J’ai toujours voulu devenir blonde. Je ne saurais pas dire pourquoi, mais j’ai toujours trouvé ça magique. Vincent trouvait que ça m’irait bien blonde, et puis on l’a jamais fait. Résultat, quand j’ai pris rendez-vous, je me suis dit que ce serait dans ce salon et pas ailleurs. En entrant je n’ai rien ressenti et j’étais un peu déçue. Puis j’ai gravi les marches de cet escalier qui n’existait pas il y a 20 ans. J’ai perdu tous mes moyens dans le trou béant qui relie désormais l’ancien hall et notre 1er étage. Je n’en revenais toujours pas. Tout a tellement changé, je ne me repérais plus. Est-ce qu’on s’est embrassés comme des furieux dans le coin des bacs, est-ce que c’est là où il y a la vieille qu’on a décidé de se marier ? Ah, la cuisine est toujours au même endroit. S’ils savaient ce qu’on a fait dans la cuisine. Et puis je me suis mise à la fenêtre et tout est revenu. Le coup de fil du docteur, le traitement, le 25 juin, le notaire, le déménagement. Tout. Melody me fait assoir face au miroir, et atomise ma bulle. L’appartement redevient salon de coiffure. Mon amour disparait dans les effluves de coloration et les conversations de ceux qui pourraient être nos enfants. Les yeux fermés je déambule dans ce cocon ressuscité auquel je rends ses portes et ses meubles. Je méprise tous ceux qui pensent connaitre le lieu. Trois heures plus tard le ciel est rouge et mes cheveux dorés. Je sors du salon et quitte l’appartement. Blonde, c’est fait.

Julien Dutoit

C’est plus la joie

Dieu, que j’aimais bien les voir arriver ! Ils étaient si joyeux de venir chez moi. Les dimanches, ils étaient nombreux, les enfants tirés à quatre épingles suivaient leurs parents portant leurs habits de fête, les mères, de jolies robes ou de beaux manteaux, les pères, des costumes bien repassés, tous chapeautés et gantés. Ils n’étaient jamais en retard. Ils se saluaient brièvement, puis, respectueusement, après s’être humidifié le bout des doigts, ils entraient, les hommes ayant pris soin d’ôter leur couvre-chef.
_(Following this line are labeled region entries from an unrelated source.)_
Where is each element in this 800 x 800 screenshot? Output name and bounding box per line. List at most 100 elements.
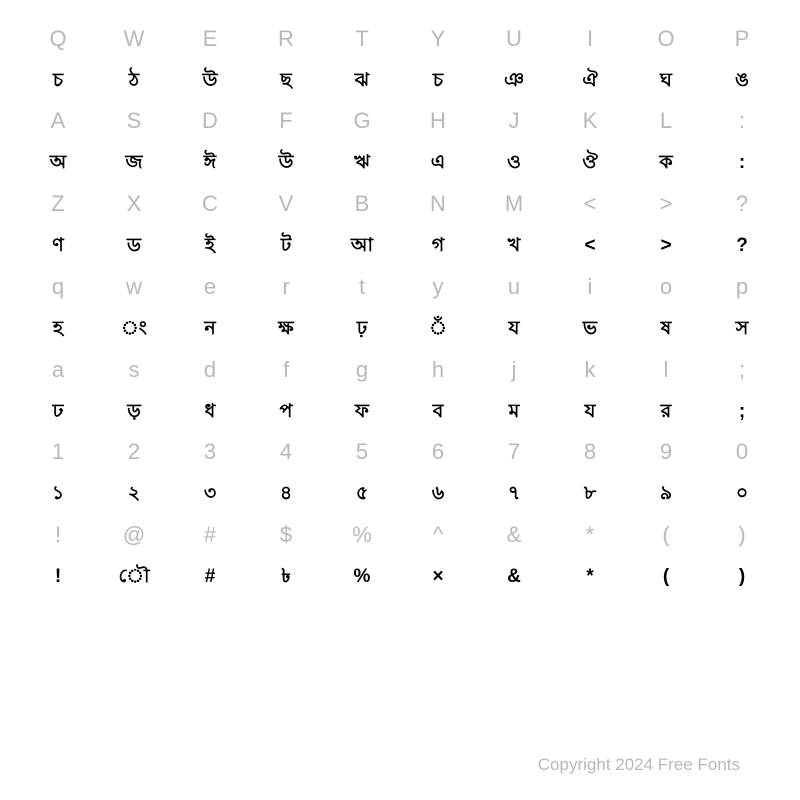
key-label: i [588, 276, 593, 298]
key-label: S [127, 110, 142, 132]
key-label: o [660, 276, 672, 298]
glyph-char: ং [121, 319, 147, 338]
glyph-char: খ [508, 236, 520, 255]
glyph-char: ঠ [129, 71, 139, 90]
glyph-char: ম [509, 402, 520, 421]
glyph-char: এ [431, 153, 445, 172]
key-label: h [432, 359, 444, 381]
glyph-char: ৌ [119, 567, 150, 586]
key-label: j [512, 359, 517, 381]
glyph-char: ড় [127, 402, 141, 421]
key-label: E [203, 28, 218, 50]
key-label: K [583, 110, 598, 132]
glyph-char: ঢ় [357, 319, 367, 338]
glyph-char: ছ [280, 71, 292, 90]
key-label: D [202, 110, 218, 132]
key-label: # [204, 524, 216, 546]
glyph-char: ধ [205, 402, 216, 421]
key-label: O [657, 28, 674, 50]
key-label: F [279, 110, 292, 132]
glyph-char: ৭ [508, 484, 520, 503]
glyph-char: আ [351, 236, 373, 255]
key-label: Y [431, 28, 446, 50]
glyph-char: # [205, 567, 216, 586]
key-label: a [52, 359, 64, 381]
key-label: H [430, 110, 446, 132]
key-label: A [51, 110, 66, 132]
glyph-char: ৮ [584, 484, 596, 503]
key-label: r [282, 276, 289, 298]
key-label: 6 [432, 441, 444, 463]
key-label: d [204, 359, 216, 381]
key-label: 9 [660, 441, 672, 463]
key-label: % [352, 524, 372, 546]
key-label: @ [123, 524, 145, 546]
key-label: y [433, 276, 444, 298]
key-label: M [505, 193, 523, 215]
key-label: q [52, 276, 64, 298]
key-label: X [127, 193, 142, 215]
glyph-char: উ [203, 71, 218, 90]
glyph-char: * [586, 567, 593, 586]
glyph-char: ব [433, 402, 444, 421]
glyph-char: হ [53, 319, 63, 338]
glyph-char: ফ [355, 402, 369, 421]
key-label: ^ [433, 524, 443, 546]
glyph-char: ৫ [356, 484, 368, 503]
glyph-char: ৬ [432, 484, 444, 503]
glyph-char: ঈ [204, 153, 216, 172]
glyph-char: ই [205, 236, 215, 255]
key-label: w [126, 276, 142, 298]
key-label: < [584, 193, 597, 215]
glyph-char: & [507, 567, 521, 586]
key-label: U [506, 28, 522, 50]
glyph-char: ঁ [429, 319, 447, 338]
key-label: 2 [128, 441, 140, 463]
glyph-char: উ [279, 153, 294, 172]
key-label: k [585, 359, 596, 381]
key-label: ! [55, 524, 61, 546]
glyph-char: প [280, 402, 293, 421]
key-label: * [586, 524, 595, 546]
key-label: Q [49, 28, 66, 50]
glyph-char: ৩ [204, 484, 216, 503]
glyph-char: > [660, 236, 671, 255]
glyph-char: ) [739, 567, 745, 586]
key-label: B [355, 193, 370, 215]
glyph-char: ৯ [660, 484, 672, 503]
glyph-char: য [585, 402, 596, 421]
key-label: f [283, 359, 289, 381]
key-label: ; [739, 359, 745, 381]
glyph-char: ণ [52, 236, 64, 255]
key-label: I [587, 28, 593, 50]
key-label: > [660, 193, 673, 215]
glyph-char: ড [127, 236, 141, 255]
key-label: 7 [508, 441, 520, 463]
glyph-char: ভ [583, 319, 597, 338]
glyph-char: গ [432, 236, 444, 255]
glyph-char: ? [736, 236, 748, 255]
glyph-char: ঢ [53, 402, 64, 421]
glyph-char: চ [433, 71, 443, 90]
key-label: Z [51, 193, 64, 215]
key-label: : [739, 110, 745, 132]
glyph-char: ; [739, 402, 745, 421]
key-label: s [129, 359, 140, 381]
glyph-char: ৪ [280, 484, 292, 503]
key-label: T [355, 28, 368, 50]
glyph-char: ১ [52, 484, 64, 503]
key-label: J [509, 110, 520, 132]
glyph-char: য [509, 319, 520, 338]
key-label: C [202, 193, 218, 215]
glyph-char: ষ [661, 319, 671, 338]
glyph-char: ক [659, 153, 672, 172]
key-label: e [204, 276, 216, 298]
glyph-char: জ [126, 153, 143, 172]
key-label: 4 [280, 441, 292, 463]
glyph-char: ঞ [504, 71, 524, 90]
glyph-char: ট [281, 236, 291, 255]
glyph-char: ২ [128, 484, 140, 503]
key-label: V [279, 193, 294, 215]
glyph-char: × [432, 567, 443, 586]
glyph-char: < [584, 236, 595, 255]
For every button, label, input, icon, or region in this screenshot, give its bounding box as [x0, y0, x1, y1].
Après une génuflexion, ils gagnaient, la tête inclinée, lentement et silencieusement leur place, les hommes à droite, les femmes à gauche. Le ministre et ses acolytes apparaissaient bientôt dans un nuage d’encens, l’orgue résonnait, tout le monde se levait, on chantait, on priait, on m’écoutait, on m’adorait, on m’implorait, j’étais aux anges.

Ils recevaient toujours ce qu’ils me demandaient. Ils m’en aimaient davantage. Même les moins fervents finissaient par me chérir, par suivre le bon chemin.

Comme les choses ont changé, je n’en reviens pas ! Les assemblées sont clairsemées, il n’y a que des vieux habitués, peu de jeunes égaient les réunions. Un harmonium rachitique entonne des airs insipides, les chants qui montent vers moi sont absurdes, les voix sont fausses. Les enfants de chœur ont disparu, remplacés par des veuves, et, horreur absolue, les officiants me tournent le dos. Comble de malheur, la porte de chez moi est très souvent fermée à clé.